Ухмыльнулся. Шаг в сторону, полуоборот, а потом снова уставился на меня. Вдруг поднял вверх бокал и едко прыснул:
- Уже люблю, моя дорогая. Уже люблю... Кстати, красиво платье. Ты в нем похоронена?
***
Я преследовала его везде и всюду, буквально ходила за ним по пятам, пытаясь разозлить, отравить его жизнь своим присутствием, осуждением и злостью. Эдакая совесть, которую ему в тело забыл Бог добавить при рождении. Был ли это завтрак, поздний ужин, деловая встреча... или свидание с одной из его любовниц (ах да, их было около десятка, если не больше). Везде я - рядом с ним.
Да всё пошло наперекосяк и вышло из-под контроля...
Это стала какая-то больная игра, причем нас двоих.
Жаркие сражения.
Томмазо перехватил инициативу и теперь сам давал бал, когда хотел.
Рыжего Ангела в Арагонезе по-прежнему не было, а потому я невольно и беспрепятственно заняла место его "супруги" (хотя видеть меня мог, как и доныне, только он).
Но что самое смешно, отказаться от старой затеи я уже не могла, хоть и сильно хотела...
Торре не на шутку нервировало мое отсутствие, а вернее "невозможность" меня лицезреть рядом с собой в той или иной момент своей жизни. За что расплата (мое своевольность и "некорректное" поведение) была скорой и непомерно высокой.
Томмазо заводила мысль о том, что делал мне неприятно , заставлял гневаться или (чего греха таить) ревновать (странно, это, конечно, осознавать, учитывая его поступки и мою ненависть к нему за это, но, видимо, слишком привыкла, привязалась к Томе, хватаясь за ублюдка, как за единственную соломинку, ведущую из моей ямы).
Любые дела он обязательно стал изворачивать так, чтобы кому-то сделать неприятно. Больно. Или едва ли не смертельно... И всё сие я должна была наблюдать воочию, дабы дать насладиться этому демону его победой и моим жутким поражением.
Более того, его больше не вдохновляли простые плотские игры с девицами.
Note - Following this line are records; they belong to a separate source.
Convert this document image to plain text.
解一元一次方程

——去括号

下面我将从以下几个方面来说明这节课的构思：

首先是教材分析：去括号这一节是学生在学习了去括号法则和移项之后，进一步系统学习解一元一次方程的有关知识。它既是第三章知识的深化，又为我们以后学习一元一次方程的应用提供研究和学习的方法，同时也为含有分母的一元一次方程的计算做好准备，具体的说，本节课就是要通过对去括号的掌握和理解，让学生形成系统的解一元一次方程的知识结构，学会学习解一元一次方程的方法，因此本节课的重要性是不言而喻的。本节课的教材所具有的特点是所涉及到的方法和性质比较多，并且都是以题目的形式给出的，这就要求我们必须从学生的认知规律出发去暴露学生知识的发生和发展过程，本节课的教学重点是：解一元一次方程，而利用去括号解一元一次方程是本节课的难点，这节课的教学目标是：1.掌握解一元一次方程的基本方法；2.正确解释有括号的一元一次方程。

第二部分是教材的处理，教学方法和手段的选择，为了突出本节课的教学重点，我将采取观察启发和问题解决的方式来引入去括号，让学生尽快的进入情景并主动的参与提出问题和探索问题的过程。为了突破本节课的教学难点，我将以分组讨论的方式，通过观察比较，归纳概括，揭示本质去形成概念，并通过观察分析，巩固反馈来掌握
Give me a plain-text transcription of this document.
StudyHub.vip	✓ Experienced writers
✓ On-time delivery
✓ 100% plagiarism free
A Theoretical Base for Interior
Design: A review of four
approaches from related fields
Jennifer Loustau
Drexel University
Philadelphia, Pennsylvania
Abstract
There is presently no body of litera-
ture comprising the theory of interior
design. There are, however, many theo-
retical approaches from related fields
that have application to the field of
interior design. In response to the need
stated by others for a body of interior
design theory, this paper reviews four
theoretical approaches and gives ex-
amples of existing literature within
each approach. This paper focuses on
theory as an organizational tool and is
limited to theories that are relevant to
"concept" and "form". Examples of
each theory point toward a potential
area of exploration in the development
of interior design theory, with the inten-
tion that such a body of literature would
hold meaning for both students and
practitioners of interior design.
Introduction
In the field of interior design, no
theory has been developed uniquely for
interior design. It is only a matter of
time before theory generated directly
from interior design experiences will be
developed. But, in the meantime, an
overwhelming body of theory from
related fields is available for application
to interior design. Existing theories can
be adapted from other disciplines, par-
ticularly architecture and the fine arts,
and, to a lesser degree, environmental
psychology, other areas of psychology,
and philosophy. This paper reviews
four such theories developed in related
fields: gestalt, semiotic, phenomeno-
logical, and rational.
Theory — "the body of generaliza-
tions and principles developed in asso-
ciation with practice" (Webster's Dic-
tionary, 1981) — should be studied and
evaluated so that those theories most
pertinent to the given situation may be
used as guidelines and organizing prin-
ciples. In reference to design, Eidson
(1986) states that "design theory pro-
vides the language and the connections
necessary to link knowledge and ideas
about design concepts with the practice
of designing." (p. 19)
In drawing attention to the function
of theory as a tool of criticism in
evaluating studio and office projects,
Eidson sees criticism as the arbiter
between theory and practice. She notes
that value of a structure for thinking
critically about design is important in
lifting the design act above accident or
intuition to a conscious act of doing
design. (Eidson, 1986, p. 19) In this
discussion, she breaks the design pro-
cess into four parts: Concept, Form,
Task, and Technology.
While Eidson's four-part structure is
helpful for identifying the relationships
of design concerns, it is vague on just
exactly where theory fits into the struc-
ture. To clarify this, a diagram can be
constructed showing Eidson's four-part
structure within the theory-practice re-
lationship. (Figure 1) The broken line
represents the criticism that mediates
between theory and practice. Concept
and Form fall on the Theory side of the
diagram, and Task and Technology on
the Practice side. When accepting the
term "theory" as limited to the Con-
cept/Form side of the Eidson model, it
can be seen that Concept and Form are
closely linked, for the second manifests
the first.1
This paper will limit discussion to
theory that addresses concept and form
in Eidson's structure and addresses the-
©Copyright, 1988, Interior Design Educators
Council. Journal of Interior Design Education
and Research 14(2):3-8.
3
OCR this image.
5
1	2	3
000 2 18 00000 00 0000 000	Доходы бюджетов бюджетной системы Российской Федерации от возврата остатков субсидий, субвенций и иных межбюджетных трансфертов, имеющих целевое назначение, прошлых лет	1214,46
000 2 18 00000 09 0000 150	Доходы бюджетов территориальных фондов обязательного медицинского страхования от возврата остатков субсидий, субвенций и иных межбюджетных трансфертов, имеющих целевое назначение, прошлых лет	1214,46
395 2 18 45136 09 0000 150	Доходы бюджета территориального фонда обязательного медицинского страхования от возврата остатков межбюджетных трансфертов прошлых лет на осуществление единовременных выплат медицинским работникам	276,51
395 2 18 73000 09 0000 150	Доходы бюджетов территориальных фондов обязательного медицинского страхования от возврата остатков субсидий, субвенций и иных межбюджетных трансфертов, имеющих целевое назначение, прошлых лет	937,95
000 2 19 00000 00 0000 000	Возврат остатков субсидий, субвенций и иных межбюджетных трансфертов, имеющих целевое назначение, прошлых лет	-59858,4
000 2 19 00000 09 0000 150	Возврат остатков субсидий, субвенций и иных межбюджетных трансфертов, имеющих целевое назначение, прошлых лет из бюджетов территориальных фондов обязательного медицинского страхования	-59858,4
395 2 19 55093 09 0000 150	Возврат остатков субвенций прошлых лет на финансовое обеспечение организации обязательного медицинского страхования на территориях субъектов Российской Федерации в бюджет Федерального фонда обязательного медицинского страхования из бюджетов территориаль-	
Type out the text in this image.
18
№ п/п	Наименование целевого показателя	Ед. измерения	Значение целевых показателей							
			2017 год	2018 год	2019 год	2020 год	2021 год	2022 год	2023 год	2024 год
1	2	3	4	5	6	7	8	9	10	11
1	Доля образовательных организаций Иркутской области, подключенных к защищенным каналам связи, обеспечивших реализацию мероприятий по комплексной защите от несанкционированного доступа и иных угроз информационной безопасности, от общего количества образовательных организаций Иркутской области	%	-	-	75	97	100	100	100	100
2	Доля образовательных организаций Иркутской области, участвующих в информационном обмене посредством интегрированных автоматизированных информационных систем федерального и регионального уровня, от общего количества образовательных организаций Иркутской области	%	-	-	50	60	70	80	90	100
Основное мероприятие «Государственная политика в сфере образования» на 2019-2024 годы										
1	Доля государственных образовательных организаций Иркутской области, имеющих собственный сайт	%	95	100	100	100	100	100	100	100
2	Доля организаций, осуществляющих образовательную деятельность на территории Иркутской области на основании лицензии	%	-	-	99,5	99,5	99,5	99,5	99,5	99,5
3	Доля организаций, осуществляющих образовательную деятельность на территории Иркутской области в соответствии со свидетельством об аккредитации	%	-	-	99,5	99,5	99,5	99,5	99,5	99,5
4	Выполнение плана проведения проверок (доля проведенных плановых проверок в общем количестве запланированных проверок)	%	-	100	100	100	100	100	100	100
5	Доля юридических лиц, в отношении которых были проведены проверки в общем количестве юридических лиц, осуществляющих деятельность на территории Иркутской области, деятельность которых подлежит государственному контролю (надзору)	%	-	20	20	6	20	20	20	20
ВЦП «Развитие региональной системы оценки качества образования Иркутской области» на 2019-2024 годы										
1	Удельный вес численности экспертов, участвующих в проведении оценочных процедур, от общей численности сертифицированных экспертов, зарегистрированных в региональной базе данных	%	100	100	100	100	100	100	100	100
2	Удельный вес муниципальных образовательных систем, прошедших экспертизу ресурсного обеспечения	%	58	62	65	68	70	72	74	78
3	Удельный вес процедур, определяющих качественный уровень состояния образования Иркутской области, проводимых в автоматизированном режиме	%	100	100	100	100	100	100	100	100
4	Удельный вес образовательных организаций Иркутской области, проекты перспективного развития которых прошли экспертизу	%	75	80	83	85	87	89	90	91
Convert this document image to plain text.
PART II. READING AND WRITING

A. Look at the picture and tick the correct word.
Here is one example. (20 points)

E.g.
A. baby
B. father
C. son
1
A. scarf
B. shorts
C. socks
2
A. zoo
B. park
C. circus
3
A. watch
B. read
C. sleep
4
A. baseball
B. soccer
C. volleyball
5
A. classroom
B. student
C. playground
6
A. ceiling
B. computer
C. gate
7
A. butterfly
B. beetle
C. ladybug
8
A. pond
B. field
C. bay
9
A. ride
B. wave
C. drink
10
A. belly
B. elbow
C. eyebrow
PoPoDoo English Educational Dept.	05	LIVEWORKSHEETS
Нет. Ему было надо непременно все это учинять при мне, доводя меня до побагровения от бешенства и заставляя в спешке покидать разгоревшуюся оргию.
И вскоре я осознала жуткую истину... от которой самой даже стало не по себе.
Я... перестала быть для него простой несуразицей. Наказанием. Или развлечением, в конце концов. Я стала частью, огромной, важной, частью его жизни, его скучного, доныне, бессмысленного существования.
Эдакое единственное непокорное, неприступное, и никогда недосягаемое... желание.
Томмазо делла Торре сильно привязался... сам того не хотя.
... влюбился.
Отчего его жажда строптивого трофея стала настолько адской, маниакальной, утонченно жестокой и бесчеловечной, что бросало в дрожь.
Моя боль вызывала у него экстаз. Мои мощные эмоции в ответ на его, такие же сильные, но без права на смысл и значимость.